Schon bevor Ludwig zum Kreuzzug aufbrach, hatte sich Elisabeth entschieden, nach seinem etwaigen Tod nicht mehr zu heiraten. Am Karfreitag 1228 erneuert sie in der Franziskanerkirche ihr Gelübde. Konrad von Marburg hindert sie daran, ganz ihrem Besitz zu entsagen, damit sie weiterhin für die Armen sorgen könne. Wie ihre Schwiegermutter Sophie oder später ihre Tochter Gertrud hätte die junge Witwe in ein Kloster eintreten und in Klausur als Adelige unter ihresgleichen leben können. Stattdessen entscheidet sie sich für ein Leben mitten unter den Armen.
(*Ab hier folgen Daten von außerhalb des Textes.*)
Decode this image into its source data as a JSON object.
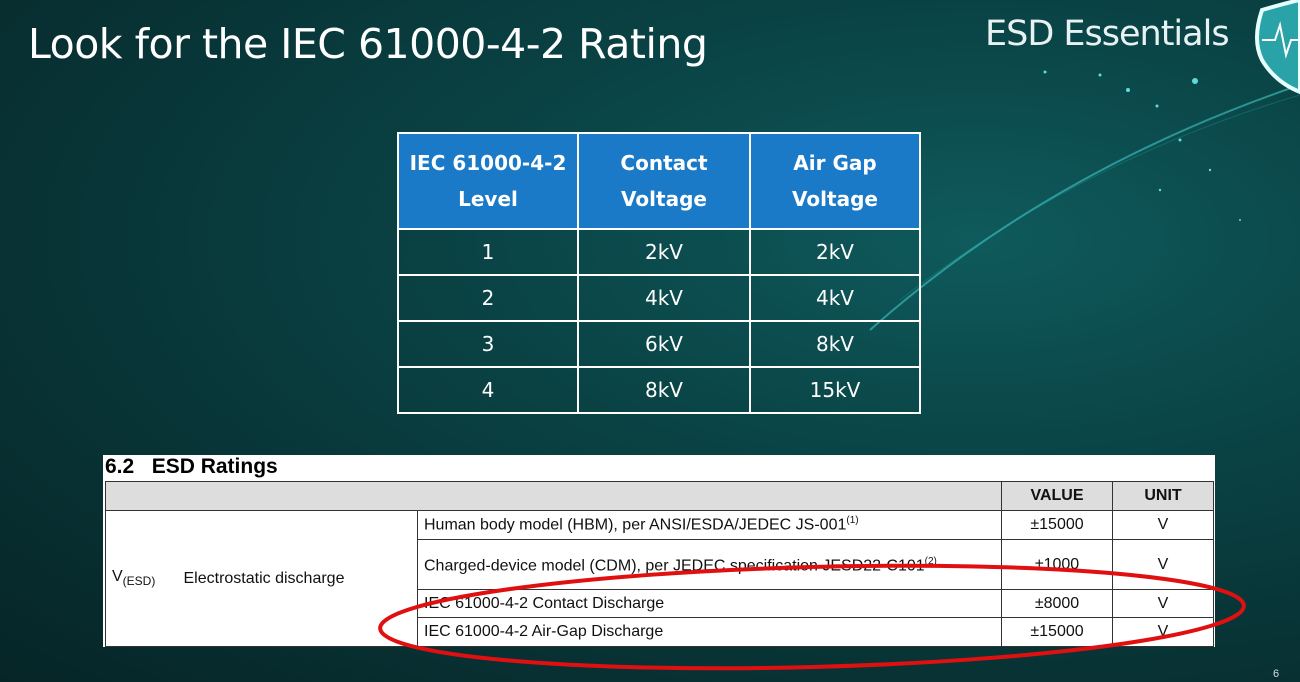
{
  "slide": {
    "title": "Look for the IEC 61000-4-2 Rating",
    "brand": "ESD Essentials",
    "page_number": "6",
    "logo": "shield-heartbeat-icon"
  },
  "iec_table": {
    "headers": [
      "IEC 61000-4-2 Level",
      "Contact Voltage",
      "Air Gap Voltage"
    ],
    "header_lines": [
      [
        "IEC 61000-4-2",
        "Level"
      ],
      [
        "Contact",
        "Voltage"
      ],
      [
        "Air Gap",
        "Voltage"
      ]
    ],
    "rows": [
      [
        "1",
        "2kV",
        "2kV"
      ],
      [
        "2",
        "4kV",
        "4kV"
      ],
      [
        "3",
        "6kV",
        "8kV"
      ],
      [
        "4",
        "8kV",
        "15kV"
      ]
    ],
    "header_color": "#1a7ac8"
  },
  "esd_ratings": {
    "heading": "6.2   ESD Ratings",
    "columns": {
      "value": "VALUE",
      "unit": "UNIT"
    },
    "symbol": "V",
    "symbol_sub": "(ESD)",
    "parameter": "Electrostatic discharge",
    "rows": [
      {
        "condition": "Human body model (HBM), per ANSI/ESDA/JEDEC JS-001",
        "note": "(1)",
        "value": "±15000",
        "unit": "V"
      },
      {
        "condition": "Charged-device model (CDM), per JEDEC specification JESD22-C101",
        "note": "(2)",
        "value": "±1000",
        "unit": "V"
      },
      {
        "condition": "IEC 61000-4-2 Contact Discharge",
        "note": "",
        "value": "±8000",
        "unit": "V"
      },
      {
        "condition": "IEC 61000-4-2 Air-Gap Discharge",
        "note": "",
        "value": "±15000",
        "unit": "V"
      }
    ],
    "highlight_color": "#e01010"
  }
}
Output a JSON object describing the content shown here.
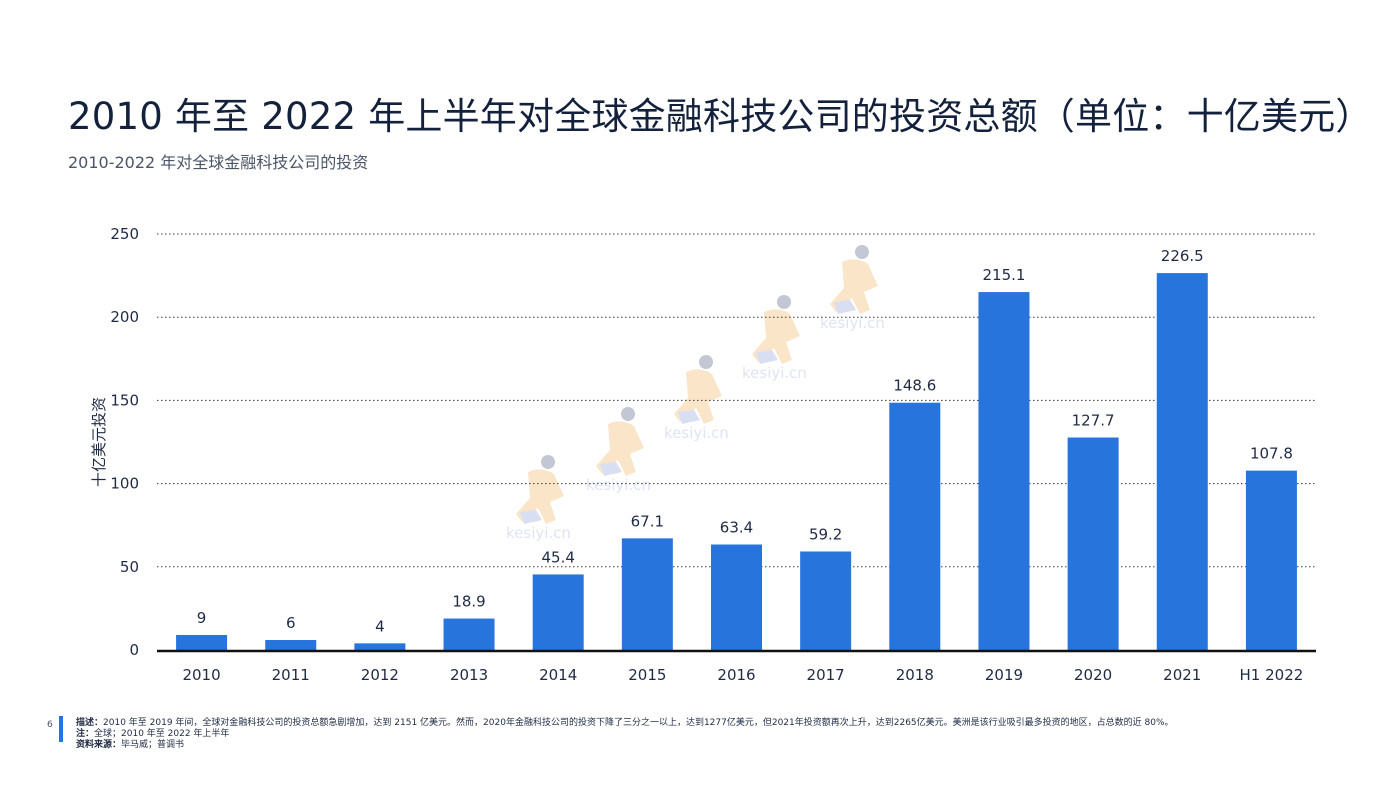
{
  "header": {
    "title": "2010 年至 2022 年上半年对全球金融科技公司的投资总额（单位：十亿美元）",
    "subtitle": "2010-2022 年对全球金融科技公司的投资"
  },
  "chart_data": {
    "type": "bar",
    "title": "",
    "xlabel": "",
    "ylabel": "十亿美元投资",
    "categories": [
      "2010",
      "2011",
      "2012",
      "2013",
      "2014",
      "2015",
      "2016",
      "2017",
      "2018",
      "2019",
      "2020",
      "2021",
      "H1 2022"
    ],
    "values": [
      9,
      6,
      4,
      18.9,
      45.4,
      67.1,
      63.4,
      59.2,
      148.6,
      215.1,
      127.7,
      226.5,
      107.8
    ],
    "value_labels": [
      "9",
      "6",
      "4",
      "18.9",
      "45.4",
      "67.1",
      "63.4",
      "59.2",
      "148.6",
      "215.1",
      "127.7",
      "226.5",
      "107.8"
    ],
    "ylim": [
      0,
      250
    ],
    "yticks": [
      0,
      50,
      100,
      150,
      200,
      250
    ],
    "grid": "dotted-horizontal",
    "legend": "none",
    "bar_color": "#2874dd"
  },
  "footer": {
    "page_number": "6",
    "description_label": "描述：",
    "description_text": "2010 年至 2019 年间，全球对金融科技公司的投资总额急剧增加，达到 2151 亿美元。然而，2020年金融科技公司的投资下降了三分之一以上，达到1277亿美元，但2021年投资额再次上升，达到2265亿美元。美洲是该行业吸引最多投资的地区，占总数的近 80%。",
    "note_label": "注：",
    "note_text": "全球；2010 年至 2022 年上半年",
    "source_label": "资料来源：",
    "source_text": "毕马威；普调书"
  },
  "watermark": {
    "text": "kesiyi.cn",
    "color": "#f3a63f"
  }
}
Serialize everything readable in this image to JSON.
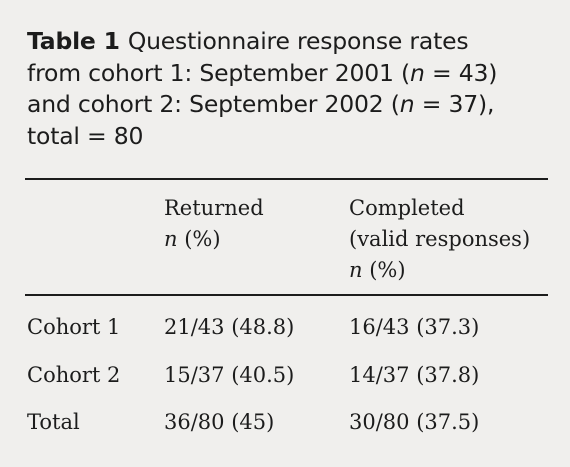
{
  "caption": {
    "label": "Table 1",
    "line1": "Questionnaire response rates",
    "line2_a": "from cohort 1: September 2001 (",
    "line2_n": "n",
    "line2_b": " = 43)",
    "line3_a": "and cohort 2: September 2002 (",
    "line3_n": "n",
    "line3_b": " = 37),",
    "line4": "total = 80"
  },
  "table": {
    "headers": {
      "returned": {
        "title": "Returned",
        "unit_n": "n",
        "unit_rest": " (%)"
      },
      "completed": {
        "title": "Completed",
        "subtitle": "(valid responses)",
        "unit_n": "n",
        "unit_rest": " (%)"
      }
    },
    "rows": [
      {
        "label": "Cohort 1",
        "returned": "21/43 (48.8)",
        "completed": "16/43 (37.3)"
      },
      {
        "label": "Cohort 2",
        "returned": "15/37 (40.5)",
        "completed": "14/37 (37.8)"
      },
      {
        "label": "Total",
        "returned": "36/80 (45)",
        "completed": "30/80 (37.5)"
      }
    ]
  }
}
Karriere nach unten. Begeistert vom Armutsideal des Franziskus baut sie mit einem Teil ihres Witwengutes ein Krankenhaus in Marburg und bildet eine Hospitalgemeinschaft. Die Laienschwestern duzen sich und tragen, wie viele Mitglieder der damaligen Laienbewegungen, des franziskanischen Dritten Ordens oder die Beginen einen Habit aus ungefärbter Wolle. Ihre konsequente „Karriere nach unten" fasziniert noch heute. Die „Mutter der Armen" ist Inbild christlicher Nächstenliebe. Als Krankenpflegerin, Seelsorgerin und Laienschwester praktizierte Elisabeth Grundhaltungen, die nach wie vor Caritas und Diakonie bestimmen. Sie prüfte den Einzelfall, achtete auf den Grundsatz der Verhältnismäßigkeit, schöpfte Ermessensspielräume zu Gunsten der Notleidenden aus, leistete Hilfe zur Selbsthilfe und prangerte ungerechte Strukturen an. Gleichzeitig verband sie soziales Management mit Gemeinwesenarbeit und vollem Einsatz an der „Basis". Jede soziale Einrichtung, die nach ihrem Namen benannt ist, tut gut daran, ihr Leitbild an der Lebensleistung dieser großartigen Frau zu messen!